Procédure devant la cour :
Par une requête, enregistrée le17 avril 2015, Mme A...D..., représentée par MeC..., demande à la cour :
1°) d'annuler ce jugement du tribunal administratif d'Orléans du 4 décembre 2014 ;
2°) d'annuler la décision du préfet d'Indre-et-Loire du 30 juillet 2013 ;
3°) d'enjoindre au préfet d'Indre-et-Loire, à titre principal, de lui délivrer le titre de séjour sollicité dans un délai d'un mois à compter de la notification de l'arrêt à intervenir, ou, à titre subsidiaire, de réexaminer sa situation administrative ;
4°) de mettre à la charge de l'Etat le versement à son conseil d'une somme de 1200 euros sur le fondement des dispositions combinées des articles L. 761-1 du code de justice administrative et 37 de la loi n°91-647 du 10 juillet 1991.
Elle soutient que :
- le préfet a méconnu les dispositions de l'article L. 313-11 7° du code de l'entrée et du séjour des étrangers et du droit d'asile dès lors qu'elle justifie de l'ancienneté de son séjour en France où elle élève son enfant née dans ce pays, qu'elle est dépourvue de toute attache familiale dans son pays d'origine, qu'elle poursuit sa formation professionnelle en CAP de restauration collective et est parfaitement intégrée dans la société française ;
- le préfet a, pour ces mêmes motifs, commis une erreur manifeste dans l'appréciation des conséquences de sa décision sur sa situation personnelle.

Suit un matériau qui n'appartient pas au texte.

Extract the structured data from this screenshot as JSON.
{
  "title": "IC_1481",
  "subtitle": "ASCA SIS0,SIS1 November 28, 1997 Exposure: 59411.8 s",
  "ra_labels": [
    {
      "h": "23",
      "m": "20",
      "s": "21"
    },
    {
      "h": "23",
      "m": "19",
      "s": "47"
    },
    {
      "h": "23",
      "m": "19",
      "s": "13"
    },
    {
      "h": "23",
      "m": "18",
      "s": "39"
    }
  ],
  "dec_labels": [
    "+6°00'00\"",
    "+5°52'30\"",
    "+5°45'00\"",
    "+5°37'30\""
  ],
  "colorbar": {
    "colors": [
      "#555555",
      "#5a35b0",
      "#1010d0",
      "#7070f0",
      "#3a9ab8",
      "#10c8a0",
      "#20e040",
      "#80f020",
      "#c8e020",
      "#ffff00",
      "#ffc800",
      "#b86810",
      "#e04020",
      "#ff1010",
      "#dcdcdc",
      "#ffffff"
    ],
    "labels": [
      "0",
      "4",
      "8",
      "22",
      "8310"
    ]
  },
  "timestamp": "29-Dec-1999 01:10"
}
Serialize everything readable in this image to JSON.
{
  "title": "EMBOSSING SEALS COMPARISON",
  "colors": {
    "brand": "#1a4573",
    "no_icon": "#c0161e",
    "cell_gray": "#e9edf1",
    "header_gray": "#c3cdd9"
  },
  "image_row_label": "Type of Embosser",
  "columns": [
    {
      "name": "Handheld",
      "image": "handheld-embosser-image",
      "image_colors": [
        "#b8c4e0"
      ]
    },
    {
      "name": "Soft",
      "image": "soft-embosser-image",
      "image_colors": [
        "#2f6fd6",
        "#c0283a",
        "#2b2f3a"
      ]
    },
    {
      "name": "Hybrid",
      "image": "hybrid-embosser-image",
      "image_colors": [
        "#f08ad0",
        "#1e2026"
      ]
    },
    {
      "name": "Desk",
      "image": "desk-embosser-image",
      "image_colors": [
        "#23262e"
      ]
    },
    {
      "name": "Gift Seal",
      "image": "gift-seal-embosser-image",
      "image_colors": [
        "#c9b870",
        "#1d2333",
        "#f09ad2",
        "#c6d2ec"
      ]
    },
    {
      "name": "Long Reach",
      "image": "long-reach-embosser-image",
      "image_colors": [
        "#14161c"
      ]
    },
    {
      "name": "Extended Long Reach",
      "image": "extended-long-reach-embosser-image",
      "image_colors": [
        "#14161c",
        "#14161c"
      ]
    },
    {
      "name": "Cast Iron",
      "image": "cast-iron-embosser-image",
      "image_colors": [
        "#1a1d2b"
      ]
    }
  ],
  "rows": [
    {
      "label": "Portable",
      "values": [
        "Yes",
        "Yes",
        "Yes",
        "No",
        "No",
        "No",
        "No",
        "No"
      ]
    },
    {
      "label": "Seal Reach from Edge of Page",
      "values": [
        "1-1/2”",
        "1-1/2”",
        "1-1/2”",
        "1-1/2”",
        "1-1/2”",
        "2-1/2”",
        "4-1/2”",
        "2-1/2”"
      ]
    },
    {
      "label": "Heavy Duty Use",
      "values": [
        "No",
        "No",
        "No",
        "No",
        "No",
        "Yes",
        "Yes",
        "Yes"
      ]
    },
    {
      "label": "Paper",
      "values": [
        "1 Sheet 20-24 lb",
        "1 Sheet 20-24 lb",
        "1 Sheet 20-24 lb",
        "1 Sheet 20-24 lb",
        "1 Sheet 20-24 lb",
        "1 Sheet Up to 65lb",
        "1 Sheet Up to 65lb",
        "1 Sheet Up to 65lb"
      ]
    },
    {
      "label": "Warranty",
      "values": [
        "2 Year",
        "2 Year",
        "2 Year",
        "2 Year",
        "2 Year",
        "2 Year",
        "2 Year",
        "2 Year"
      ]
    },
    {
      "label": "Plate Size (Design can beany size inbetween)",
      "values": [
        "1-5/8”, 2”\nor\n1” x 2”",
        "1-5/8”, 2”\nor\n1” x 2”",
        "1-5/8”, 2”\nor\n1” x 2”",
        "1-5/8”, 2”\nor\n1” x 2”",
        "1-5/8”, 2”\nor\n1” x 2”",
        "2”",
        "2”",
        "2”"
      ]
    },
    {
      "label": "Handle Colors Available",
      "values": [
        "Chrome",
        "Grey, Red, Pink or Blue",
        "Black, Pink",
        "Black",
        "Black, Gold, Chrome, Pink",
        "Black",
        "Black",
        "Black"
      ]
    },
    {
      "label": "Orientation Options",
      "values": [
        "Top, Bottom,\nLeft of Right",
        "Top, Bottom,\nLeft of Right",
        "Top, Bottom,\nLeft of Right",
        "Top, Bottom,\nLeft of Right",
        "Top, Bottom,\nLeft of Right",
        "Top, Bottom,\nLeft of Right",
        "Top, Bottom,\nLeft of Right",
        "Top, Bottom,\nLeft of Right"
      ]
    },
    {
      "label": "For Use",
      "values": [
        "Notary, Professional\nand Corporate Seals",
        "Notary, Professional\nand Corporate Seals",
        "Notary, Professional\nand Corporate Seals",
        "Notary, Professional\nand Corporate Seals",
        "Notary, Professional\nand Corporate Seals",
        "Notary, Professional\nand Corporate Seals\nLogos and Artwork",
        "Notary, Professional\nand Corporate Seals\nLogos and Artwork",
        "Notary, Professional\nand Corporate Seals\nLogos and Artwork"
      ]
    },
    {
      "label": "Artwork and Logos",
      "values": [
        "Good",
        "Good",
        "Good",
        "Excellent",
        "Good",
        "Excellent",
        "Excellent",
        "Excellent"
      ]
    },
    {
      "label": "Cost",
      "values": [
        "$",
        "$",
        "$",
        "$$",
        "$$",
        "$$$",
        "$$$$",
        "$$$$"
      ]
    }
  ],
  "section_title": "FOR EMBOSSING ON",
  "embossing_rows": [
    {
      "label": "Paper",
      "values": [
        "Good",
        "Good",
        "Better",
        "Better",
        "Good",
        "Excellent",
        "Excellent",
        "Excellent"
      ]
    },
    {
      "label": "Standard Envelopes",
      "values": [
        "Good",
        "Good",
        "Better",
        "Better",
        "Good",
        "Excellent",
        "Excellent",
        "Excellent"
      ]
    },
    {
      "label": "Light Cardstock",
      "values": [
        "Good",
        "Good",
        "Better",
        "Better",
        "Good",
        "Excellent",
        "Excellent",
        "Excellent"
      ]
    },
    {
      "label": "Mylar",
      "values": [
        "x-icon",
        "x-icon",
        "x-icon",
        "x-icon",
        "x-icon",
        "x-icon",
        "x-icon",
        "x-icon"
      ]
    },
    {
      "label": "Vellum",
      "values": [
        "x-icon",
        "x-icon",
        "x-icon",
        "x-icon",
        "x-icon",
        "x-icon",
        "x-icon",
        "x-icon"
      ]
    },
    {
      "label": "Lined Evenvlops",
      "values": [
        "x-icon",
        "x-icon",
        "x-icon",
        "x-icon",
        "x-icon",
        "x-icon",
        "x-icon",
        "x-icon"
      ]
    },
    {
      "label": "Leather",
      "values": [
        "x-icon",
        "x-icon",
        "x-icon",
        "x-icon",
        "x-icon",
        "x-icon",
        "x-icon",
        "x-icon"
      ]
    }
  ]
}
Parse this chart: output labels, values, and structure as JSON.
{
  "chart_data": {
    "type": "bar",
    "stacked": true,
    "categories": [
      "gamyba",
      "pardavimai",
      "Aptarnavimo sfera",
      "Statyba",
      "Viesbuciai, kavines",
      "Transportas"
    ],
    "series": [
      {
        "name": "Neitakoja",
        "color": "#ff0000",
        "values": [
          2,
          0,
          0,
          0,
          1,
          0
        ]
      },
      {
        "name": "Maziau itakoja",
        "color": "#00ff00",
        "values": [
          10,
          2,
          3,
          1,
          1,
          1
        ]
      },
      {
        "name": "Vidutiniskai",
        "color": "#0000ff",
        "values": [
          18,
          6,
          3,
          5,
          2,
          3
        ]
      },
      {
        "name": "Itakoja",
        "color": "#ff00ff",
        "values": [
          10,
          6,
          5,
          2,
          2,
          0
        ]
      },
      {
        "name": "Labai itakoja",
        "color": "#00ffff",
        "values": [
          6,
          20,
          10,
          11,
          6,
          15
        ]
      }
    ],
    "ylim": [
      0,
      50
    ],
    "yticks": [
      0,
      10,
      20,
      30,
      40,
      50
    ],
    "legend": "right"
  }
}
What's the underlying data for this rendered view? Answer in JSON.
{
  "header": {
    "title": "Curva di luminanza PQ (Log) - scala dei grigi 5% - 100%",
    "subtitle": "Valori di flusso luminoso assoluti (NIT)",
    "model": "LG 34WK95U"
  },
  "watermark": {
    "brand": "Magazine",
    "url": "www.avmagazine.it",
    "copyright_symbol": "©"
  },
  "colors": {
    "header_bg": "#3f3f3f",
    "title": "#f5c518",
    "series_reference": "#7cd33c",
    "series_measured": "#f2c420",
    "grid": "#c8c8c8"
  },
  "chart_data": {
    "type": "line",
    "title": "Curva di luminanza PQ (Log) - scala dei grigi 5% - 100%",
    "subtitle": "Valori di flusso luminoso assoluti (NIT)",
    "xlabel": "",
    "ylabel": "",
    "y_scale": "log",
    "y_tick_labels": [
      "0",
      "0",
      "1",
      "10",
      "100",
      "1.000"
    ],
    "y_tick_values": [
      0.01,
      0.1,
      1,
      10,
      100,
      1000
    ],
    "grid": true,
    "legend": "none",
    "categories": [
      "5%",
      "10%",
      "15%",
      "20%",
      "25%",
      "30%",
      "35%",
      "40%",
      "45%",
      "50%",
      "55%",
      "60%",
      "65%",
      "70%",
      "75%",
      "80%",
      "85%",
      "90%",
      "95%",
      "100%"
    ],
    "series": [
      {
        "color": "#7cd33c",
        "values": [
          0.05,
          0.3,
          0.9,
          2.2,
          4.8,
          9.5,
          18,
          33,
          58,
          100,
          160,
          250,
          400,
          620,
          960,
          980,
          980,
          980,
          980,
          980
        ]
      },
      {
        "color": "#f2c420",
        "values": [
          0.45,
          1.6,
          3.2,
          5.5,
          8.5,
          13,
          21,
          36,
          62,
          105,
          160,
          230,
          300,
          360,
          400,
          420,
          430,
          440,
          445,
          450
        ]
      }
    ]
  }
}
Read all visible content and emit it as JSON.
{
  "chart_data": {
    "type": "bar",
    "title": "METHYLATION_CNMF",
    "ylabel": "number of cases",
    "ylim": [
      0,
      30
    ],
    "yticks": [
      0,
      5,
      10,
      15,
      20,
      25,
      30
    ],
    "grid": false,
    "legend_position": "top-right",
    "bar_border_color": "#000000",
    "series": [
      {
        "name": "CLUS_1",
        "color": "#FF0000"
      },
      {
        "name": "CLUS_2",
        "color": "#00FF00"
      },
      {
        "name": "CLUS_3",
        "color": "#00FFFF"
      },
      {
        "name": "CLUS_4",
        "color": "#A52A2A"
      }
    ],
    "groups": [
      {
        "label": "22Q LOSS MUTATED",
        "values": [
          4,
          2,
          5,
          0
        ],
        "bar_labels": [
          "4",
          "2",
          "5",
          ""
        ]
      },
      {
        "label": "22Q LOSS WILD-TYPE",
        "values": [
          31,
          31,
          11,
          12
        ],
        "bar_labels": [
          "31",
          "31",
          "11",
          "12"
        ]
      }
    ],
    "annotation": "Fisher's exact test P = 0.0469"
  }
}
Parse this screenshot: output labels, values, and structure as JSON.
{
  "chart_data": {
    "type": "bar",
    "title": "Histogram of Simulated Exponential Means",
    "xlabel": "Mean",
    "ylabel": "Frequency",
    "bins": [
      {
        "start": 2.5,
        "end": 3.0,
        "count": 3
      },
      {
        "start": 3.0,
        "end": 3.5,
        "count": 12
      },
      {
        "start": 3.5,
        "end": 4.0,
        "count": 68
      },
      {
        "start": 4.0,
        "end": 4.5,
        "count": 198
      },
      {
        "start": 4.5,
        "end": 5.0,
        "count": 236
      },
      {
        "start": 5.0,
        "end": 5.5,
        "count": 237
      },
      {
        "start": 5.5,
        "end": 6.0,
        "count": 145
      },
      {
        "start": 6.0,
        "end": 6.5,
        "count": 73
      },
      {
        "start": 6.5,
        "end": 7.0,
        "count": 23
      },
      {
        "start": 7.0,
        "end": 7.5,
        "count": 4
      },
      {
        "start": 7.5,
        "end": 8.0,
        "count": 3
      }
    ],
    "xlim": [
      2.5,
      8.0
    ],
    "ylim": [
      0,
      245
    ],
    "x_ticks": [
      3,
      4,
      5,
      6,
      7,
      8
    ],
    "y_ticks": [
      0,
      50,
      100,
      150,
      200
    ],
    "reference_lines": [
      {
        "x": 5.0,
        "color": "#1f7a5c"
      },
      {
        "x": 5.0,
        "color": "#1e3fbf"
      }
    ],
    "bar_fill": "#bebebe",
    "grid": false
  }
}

Par un mémoire en défense, enregistré le 26 août 2015, le préfet d'Indre-et-Loire conclut au rejet de la requête.
Il soutient que :
- la requête, qui se borne à reproduire la demande formée devant le tribunal administratif d'Orléans, est irrecevable ;
- les autres moyens soulevés par Mme D... ne sont en tout état de cause pas fondés.
Mme D... a été admise au bénéfice de l'aide juridictionnelle totale par une décision du 30 mars 2015.
Vu les autres pièces du dossier.
Vu :
- le code de l'entrée et du séjour des étrangers et du droit d'asile ;
- la loi n° 91-647 du 10 juillet 1991 ;
- le code de justice administrative.
Le président de la formation de jugement a dispensé le rapporteur public, sur sa proposition, de prononcer des conclusions à l'audience.
Les parties ont été régulièrement averties du jour de l'audience.
A été entendu au cours de l'audience publique :
- le rapport de Mme Loirat, président-assesseur.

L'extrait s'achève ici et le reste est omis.